Kalah Bersaing di Indonesia, 3 Mobil Mungil Suzuki Ini Disuntik Mati

Suzuki pernah menjual berbagai model city car yang berukuran mungil di pasar otomotif Indonesia. Namun banyak dari mobil kecil Suzuki tersebut bernasib kurang baik alias disuntik mati karena sepinya peminat.
Banyak alasan kenapa mobil-mobil kecil Suzuki tak laris di negeri ini, mulai dari harga yang tidak kompetitif hingga desain yang kurang menarik dan minimnya fitur. Nah, beriktu beberapa mobil mungil Suzuki yang gagal di pasar Indonesia.
1. Suzuki Ignis

Suzuki Ignis pertama kali diluncurkan di Indonesia pada tahun 2017 sebagai city car bergaya SUV yang diharapkan dapat menarik minat konsumen muda dengan desain unik dan fitur modern.
Sejak diperkenalkan, Ignis berhasil mencatatkan penjualan yang cukup baik pada awalnya, dengan penjualan pada tahun pertama mencapai sekitar 14.000 unit.

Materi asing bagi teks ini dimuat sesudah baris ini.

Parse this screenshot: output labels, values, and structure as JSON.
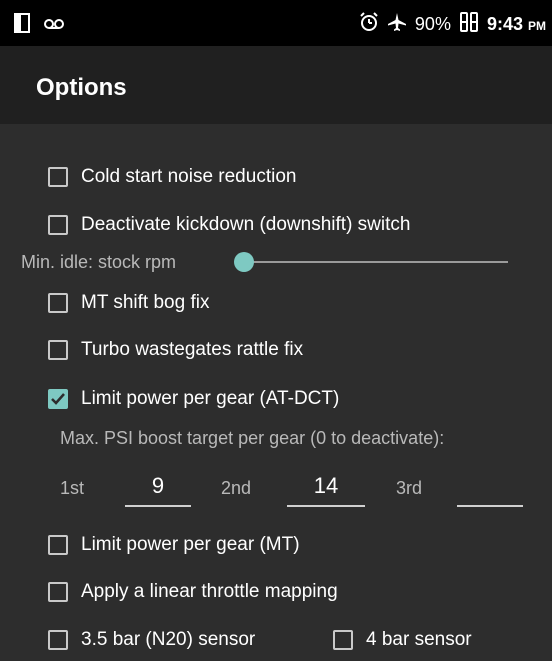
{
  "status_bar": {
    "battery": "90%",
    "time": "9:43",
    "ampm": "PM"
  },
  "app_bar": {
    "title": "Options"
  },
  "options": [
    {
      "label": "Cold start noise reduction",
      "checked": false
    },
    {
      "label": "Deactivate kickdown (downshift) switch",
      "checked": false
    },
    {
      "label": "MT shift bog fix",
      "checked": false
    },
    {
      "label": "Turbo wastegates rattle fix",
      "checked": false
    },
    {
      "label": "Limit power per gear (AT-DCT)",
      "checked": true
    },
    {
      "label": "Limit power per gear (MT)",
      "checked": false
    },
    {
      "label": "Apply a linear throttle mapping",
      "checked": false
    },
    {
      "label": "3.5 bar (N20) sensor",
      "checked": false
    },
    {
      "label": "4 bar sensor",
      "checked": false
    }
  ],
  "min_idle": {
    "label": "Min. idle: stock rpm",
    "slider_level": 0.0
  },
  "boost": {
    "hint": "Max. PSI boost target per gear (0 to deactivate):",
    "gears": [
      {
        "label": "1st",
        "value": "9"
      },
      {
        "label": "2nd",
        "value": "14"
      },
      {
        "label": "3rd",
        "value": ""
      }
    ]
  },
  "colors": {
    "accent": "#7ec9c2",
    "background": "#2d2d2d",
    "app_bar": "#202020"
  },
  "icons": [
    "screen-icon",
    "voicemail-icon",
    "alarm-icon",
    "airplane-icon",
    "battery-icon"
  ]
}
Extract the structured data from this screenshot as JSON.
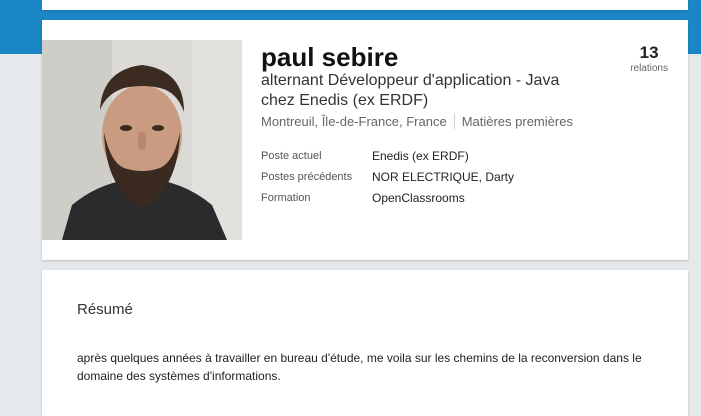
{
  "profile": {
    "name": "paul sebire",
    "headline": "alternant Développeur d'application - Java chez Enedis (ex ERDF)",
    "location": "Montreuil, Île-de-France, France",
    "industry": "Matières premières",
    "connections": {
      "count": "13",
      "label": "relations"
    },
    "details": [
      {
        "key": "Poste actuel",
        "value": "Enedis (ex ERDF)"
      },
      {
        "key": "Postes précédents",
        "value": "NOR ELECTRIQUE, Darty"
      },
      {
        "key": "Formation",
        "value": "OpenClassrooms"
      }
    ]
  },
  "summary": {
    "title": "Résumé",
    "text": "après quelques années à travailler en bureau d'étude, me voila sur les chemins de la reconversion dans le domaine des systèmes d'informations."
  },
  "colors": {
    "header_blue": "#1b86c6",
    "page_background": "#e6e9ec",
    "card_background": "#ffffff"
  }
}
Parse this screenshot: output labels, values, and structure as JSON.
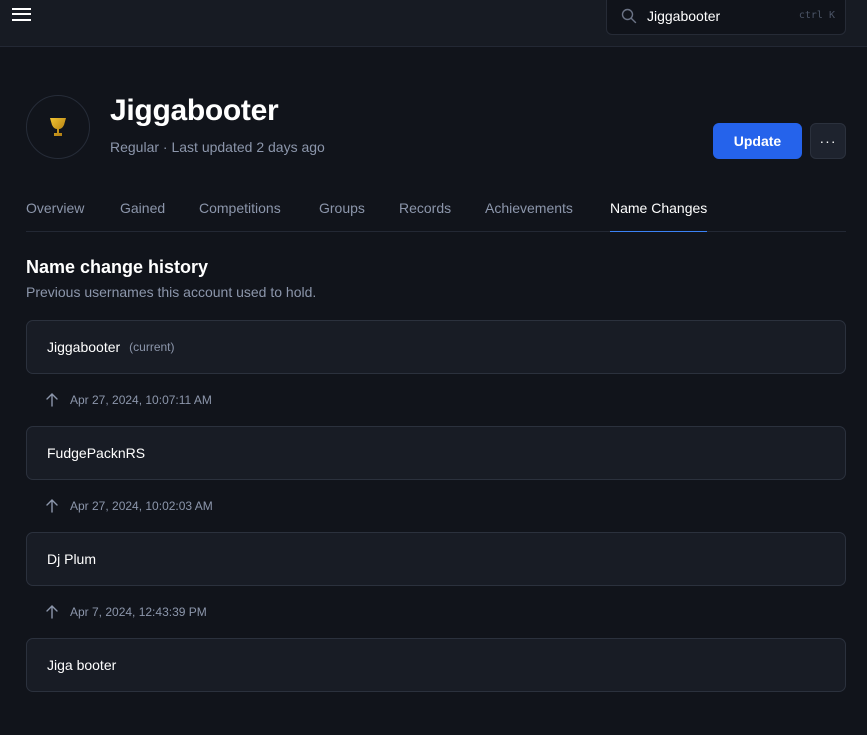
{
  "topbar": {
    "menu_icon": "hamburger-menu-icon",
    "search": {
      "icon": "search-icon",
      "value": "Jiggabooter",
      "shortcut": "ctrl K"
    }
  },
  "player": {
    "avatar_icon": "trophy-icon",
    "avatar_color": "#d4a017",
    "name": "Jiggabooter",
    "meta": "Regular · Last updated 2 days ago",
    "update_label": "Update",
    "more_label": "···",
    "accent": "#2563eb"
  },
  "tabs": [
    {
      "label": "Overview",
      "active": false
    },
    {
      "label": "Gained",
      "active": false
    },
    {
      "label": "Competitions",
      "active": false
    },
    {
      "label": "Groups",
      "active": false
    },
    {
      "label": "Records",
      "active": false
    },
    {
      "label": "Achievements",
      "active": false
    },
    {
      "label": "Name Changes",
      "active": true
    }
  ],
  "history": {
    "title": "Name change history",
    "subtitle": "Previous usernames this account used to hold.",
    "current_tag": "(current)",
    "names": [
      {
        "name": "Jiggabooter",
        "current": true
      },
      {
        "name": "FudgePacknRS",
        "current": false
      },
      {
        "name": "Dj Plum",
        "current": false
      },
      {
        "name": "Jiga booter",
        "current": false
      }
    ],
    "changes": [
      {
        "icon": "arrow-up-icon",
        "date": "Apr 27, 2024, 10:07:11 AM"
      },
      {
        "icon": "arrow-up-icon",
        "date": "Apr 27, 2024, 10:02:03 AM"
      },
      {
        "icon": "arrow-up-icon",
        "date": "Apr 7, 2024, 12:43:39 PM"
      }
    ]
  }
}
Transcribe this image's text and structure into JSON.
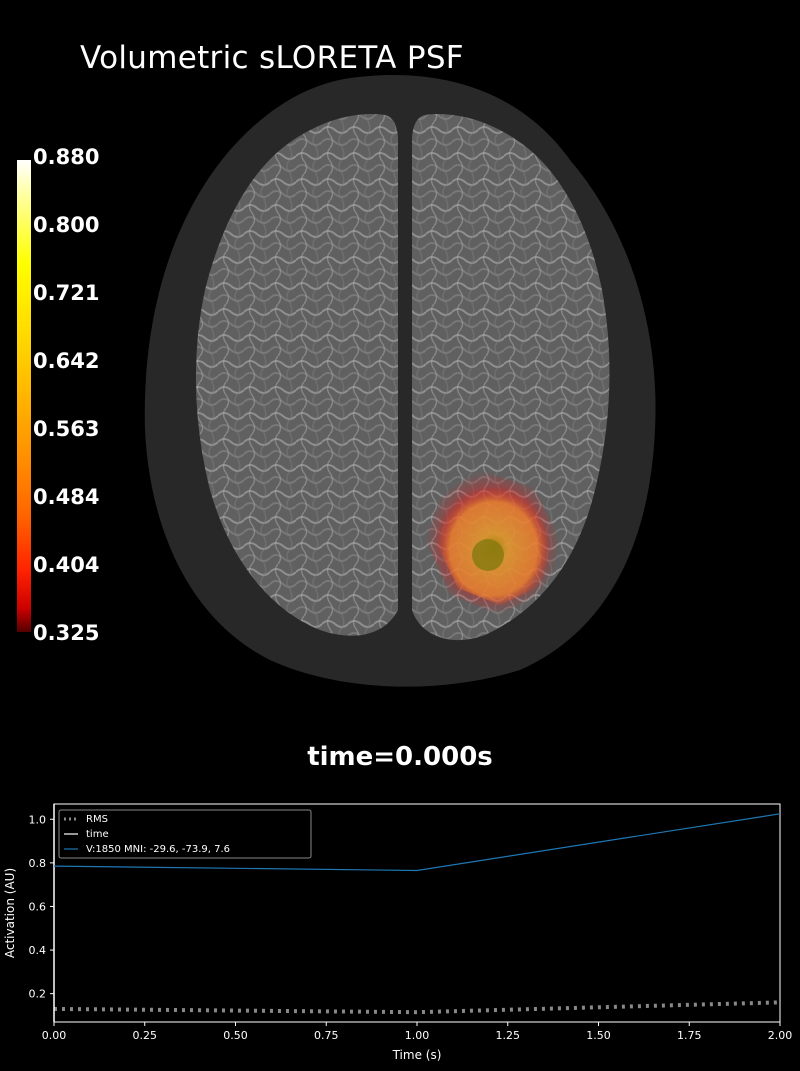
{
  "title": "Volumetric sLORETA PSF",
  "colorbar": {
    "labels": [
      "0.880",
      "0.800",
      "0.721",
      "0.642",
      "0.563",
      "0.484",
      "0.404",
      "0.325"
    ],
    "min": 0.325,
    "max": 0.88,
    "colormap": "hot"
  },
  "time_label": "time=0.000s",
  "chart_data": {
    "type": "line",
    "xlabel": "Time (s)",
    "ylabel": "Activation (AU)",
    "xlim": [
      0,
      2
    ],
    "ylim": [
      0.07,
      1.07
    ],
    "x_ticks": [
      "0.00",
      "0.25",
      "0.50",
      "0.75",
      "1.00",
      "1.25",
      "1.50",
      "1.75",
      "2.00"
    ],
    "y_ticks": [
      "0.2",
      "0.4",
      "0.6",
      "0.8",
      "1.0"
    ],
    "legend_position": "top-left",
    "series": [
      {
        "name": "RMS",
        "x": [
          0,
          1,
          2
        ],
        "values": [
          0.13,
          0.115,
          0.16
        ],
        "color": "#888888",
        "style": "dotted"
      },
      {
        "name": "time",
        "x": [
          0,
          0
        ],
        "values": [
          0.07,
          1.07
        ],
        "color": "#ffffff",
        "style": "solid"
      },
      {
        "name": "V:1850   MNI: -29.6, -73.9,   7.6",
        "x": [
          0,
          1,
          2
        ],
        "values": [
          0.785,
          0.765,
          1.025
        ],
        "color": "#1f77b4",
        "style": "solid"
      }
    ]
  }
}
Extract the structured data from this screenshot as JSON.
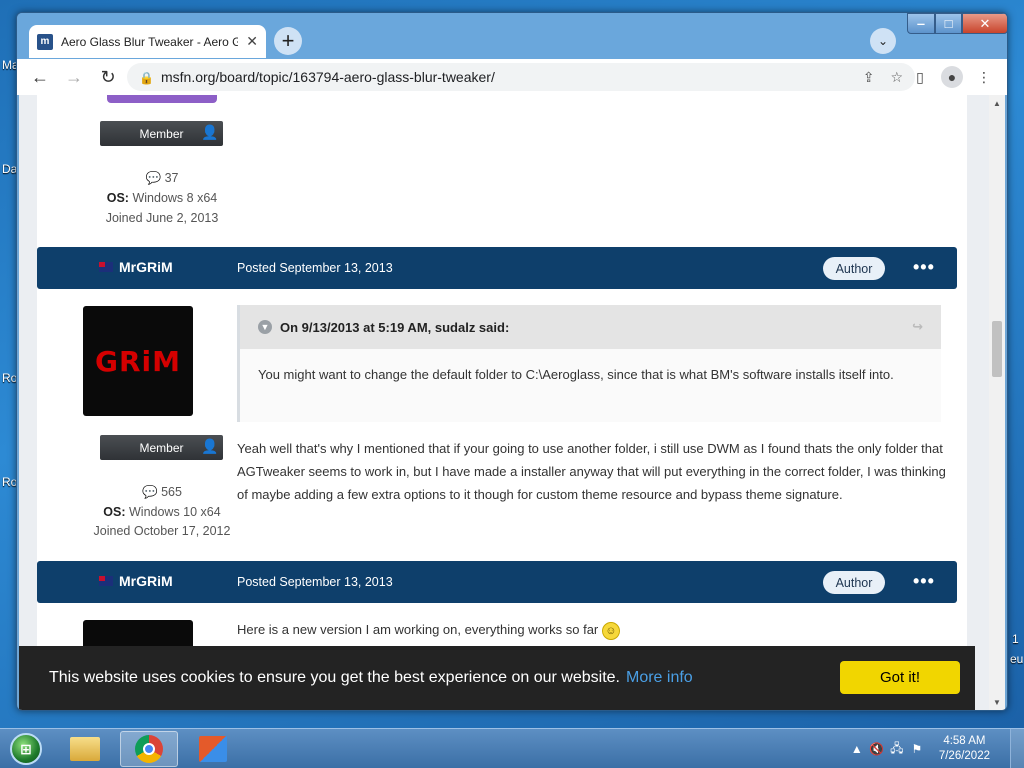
{
  "desktop": {
    "left_labels": [
      "Ma",
      "Da",
      "Ro",
      "Ro"
    ],
    "right_labels": [
      "1",
      "eu"
    ]
  },
  "browser": {
    "tab_title": "Aero Glass Blur Tweaker - Aero G",
    "favicon_letter": "m",
    "url": "msfn.org/board/topic/163794-aero-glass-blur-tweaker/"
  },
  "first_author": {
    "badge": "Member",
    "posts": "37",
    "os_label": "OS:",
    "os_value": "Windows 8 x64",
    "joined": "Joined June 2, 2013"
  },
  "posts": [
    {
      "author": "MrGRiM",
      "date": "Posted September 13, 2013",
      "role_badge": "Author",
      "avatar_text": "GRiM",
      "member_badge": "Member",
      "posts": "565",
      "os_label": "OS:",
      "os_value": "Windows 10 x64",
      "joined": "Joined October 17, 2012",
      "quote_header": "On 9/13/2013 at 5:19 AM, sudalz said:",
      "quote_text": "You might want to change the default folder to C:\\Aeroglass, since that is what BM's software installs itself into.",
      "text": "Yeah well that's why I mentioned that if your going to use another folder, i still use DWM as I found thats the only folder that AGTweaker seems to work in, but I have made a installer anyway that will put everything in the correct folder, I was thinking of maybe adding a few extra options to it though for custom theme resource and bypass theme signature."
    },
    {
      "author": "MrGRiM",
      "date": "Posted September 13, 2013",
      "role_badge": "Author",
      "text": "Here is a new version I am working on, everything works so far"
    }
  ],
  "cookie": {
    "message": "This website uses cookies to ensure you get the best experience on our website.",
    "more_info": "More info",
    "button": "Got it!"
  },
  "taskbar": {
    "time": "4:58 AM",
    "date": "7/26/2022"
  },
  "colors": {
    "post_header": "#0e3f6b",
    "cookie_bg": "#232323",
    "cookie_button": "#f1d600",
    "link": "#4a9fe5"
  }
}
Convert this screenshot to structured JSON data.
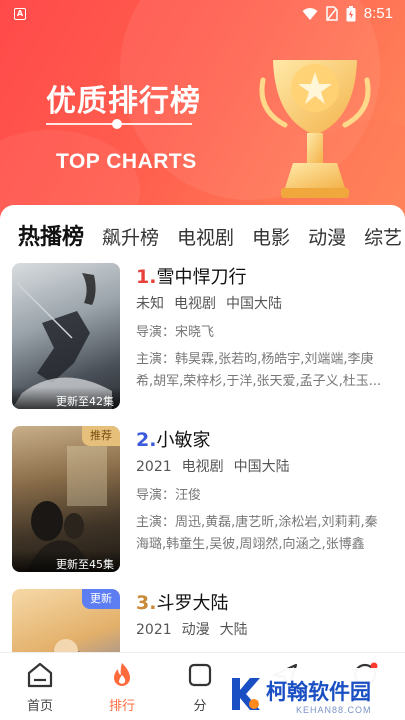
{
  "status": {
    "time": "8:51"
  },
  "hero": {
    "title": "优质排行榜",
    "subtitle": "TOP CHARTS"
  },
  "tabs": [
    "热播榜",
    "飙升榜",
    "电视剧",
    "电影",
    "动漫",
    "综艺"
  ],
  "items": [
    {
      "rank": "1.",
      "rank_color": "#e8413b",
      "title": "雪中悍刀行",
      "year": "未知",
      "type": "电视剧",
      "region": "中国大陆",
      "director": "导演：宋晓飞",
      "cast": "主演：韩昊霖,张若昀,杨皓宇,刘端端,李庚希,胡军,荣梓杉,于洋,张天爱,孟子义,杜玉...",
      "poster_update": "更新至42集",
      "badge": ""
    },
    {
      "rank": "2.",
      "rank_color": "#3b5bdb",
      "title": "小敏家",
      "year": "2021",
      "type": "电视剧",
      "region": "中国大陆",
      "director": "导演：汪俊",
      "cast": "主演：周迅,黄磊,唐艺昕,涂松岩,刘莉莉,秦海璐,韩童生,吴彼,周翊然,向涵之,张博鑫",
      "poster_update": "更新至45集",
      "badge": "推荐"
    },
    {
      "rank": "3.",
      "rank_color": "#c98a3a",
      "title": "斗罗大陆",
      "year": "2021",
      "type": "动漫",
      "region": "大陆",
      "director": "",
      "cast": "",
      "poster_update": "",
      "badge": "更新"
    }
  ],
  "nav": [
    {
      "label": "首页",
      "icon": "home-icon"
    },
    {
      "label": "排行",
      "icon": "flame-icon",
      "active": true
    },
    {
      "label": "分",
      "icon": "category-icon"
    }
  ],
  "watermark": {
    "text": "柯翰软件园",
    "sub": "KEHAN88.COM"
  }
}
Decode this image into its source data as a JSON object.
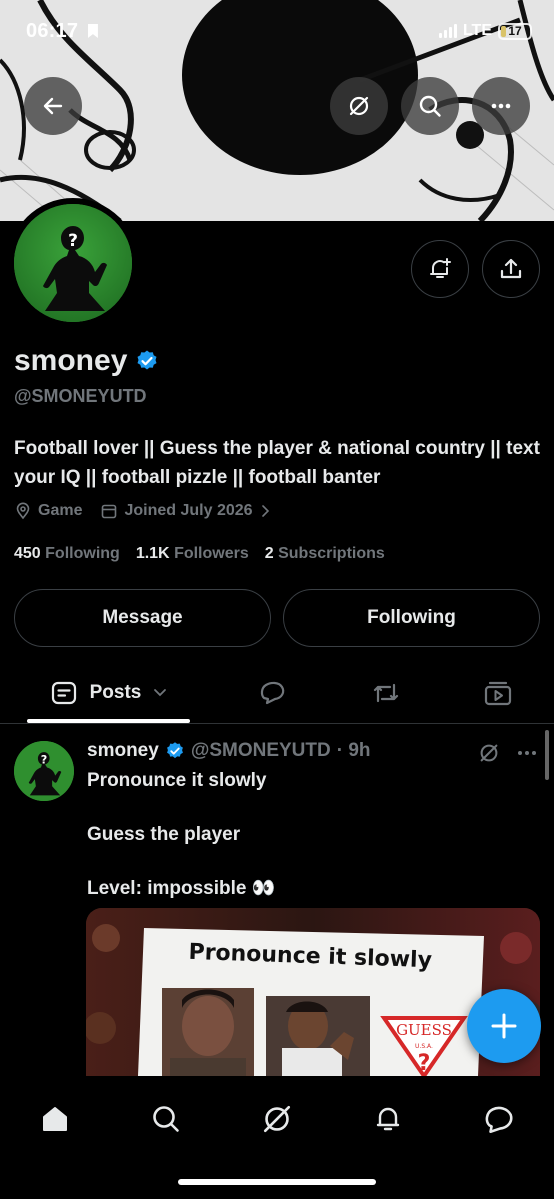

Namun, popularitasnya mulai menurun seiring berjalannya waktu, dengan penurunan penjualan yang cukup signifikan di tahun-tahun berikutnya.
Total penjualan Suzuki Ignis dari tahun ke tahun menunjukkan tren menurun, yang menyebabkan keputusan untuk menghentikan produksinya di Indonesia pada tahun 2023. Penurunan minat pasar terhadap Ignis, ditambah dengan persaingan ketat di segmen city car, membuat Suzuki memutuskan untuk fokus pada model lain yang lebih sesuai dengan kebutuhan konsumen Indonesia.
2. Suzuki Wagon R

Suzuki Wagon R diluncurkan di Indonesia pada tahun 2013 sebagai bagian dari program Low Cost Green Car (LCGC) pemerintah. Dirancang untuk menawarkan mobil dengan harga terjangkau dan efisiensi bahan bakar yang baik, Wagon R menjadi salah satu upaya Suzuki untuk bersaing di segmen mobil kecil yang sedang berkembang. Pada awal peluncurannya, Wagon R berhasil menarik perhatian dengan penjualan yang cukup stabil, mencapai ribuan unit per tahun selama beberapa tahun pertama.
Namun, seiring berjalannya waktu, penjualan Suzuki Wagon R mulai menurun karena persaingan ketat di segmen LCGC dengan kehadiran model lain seperti Toyota Calya dan Daihatsu Sigra yang menawarkan lebih banyak fitur dan desain yang lebih menarik. Setelah hampir satu dekade di pasar, Suzuki akhirnya menghentikan produksi Wagon R di Indonesia pada tahun 2021, mengalihkan fokus mereka ke model lain yang lebih diminati oleh konsumen.
3. Suzuki Splash

Suzuki Splash pertama kali diluncurkan di Indonesia pada tahun 2010 sebagai city car yang mengincar segmen pasar kendaraan kecil yang efisien dan mudah dikendarai di perkotaan. Mobil ini menawarkan kepraktisan dengan ukuran kompak dan konsumsi bahan bakar yang irit, serta menjadi salah satu pilihan bagi konsumen yang mencari kendaraan dengan harga terjangkau namun tetap nyaman untuk digunakan sehari-hari.
Namun, meski awalnya cukup menarik perhatian, penjualan Suzuki Splash tidak pernah mencapai angka yang signifikan, terutama karena persaingan dengan model lain seperti Honda Jazz dan Toyota Yaris yang lebih populer di segmen ini. Penjualannya mulai menurun dalam beberapa tahun berikutnya, dan akhirnya Suzuki memutuskan untuk menghentikan produksi Splash pada tahun 2016 di Indonesia, mengakhiri masa edar mobil ini di pasar domestik.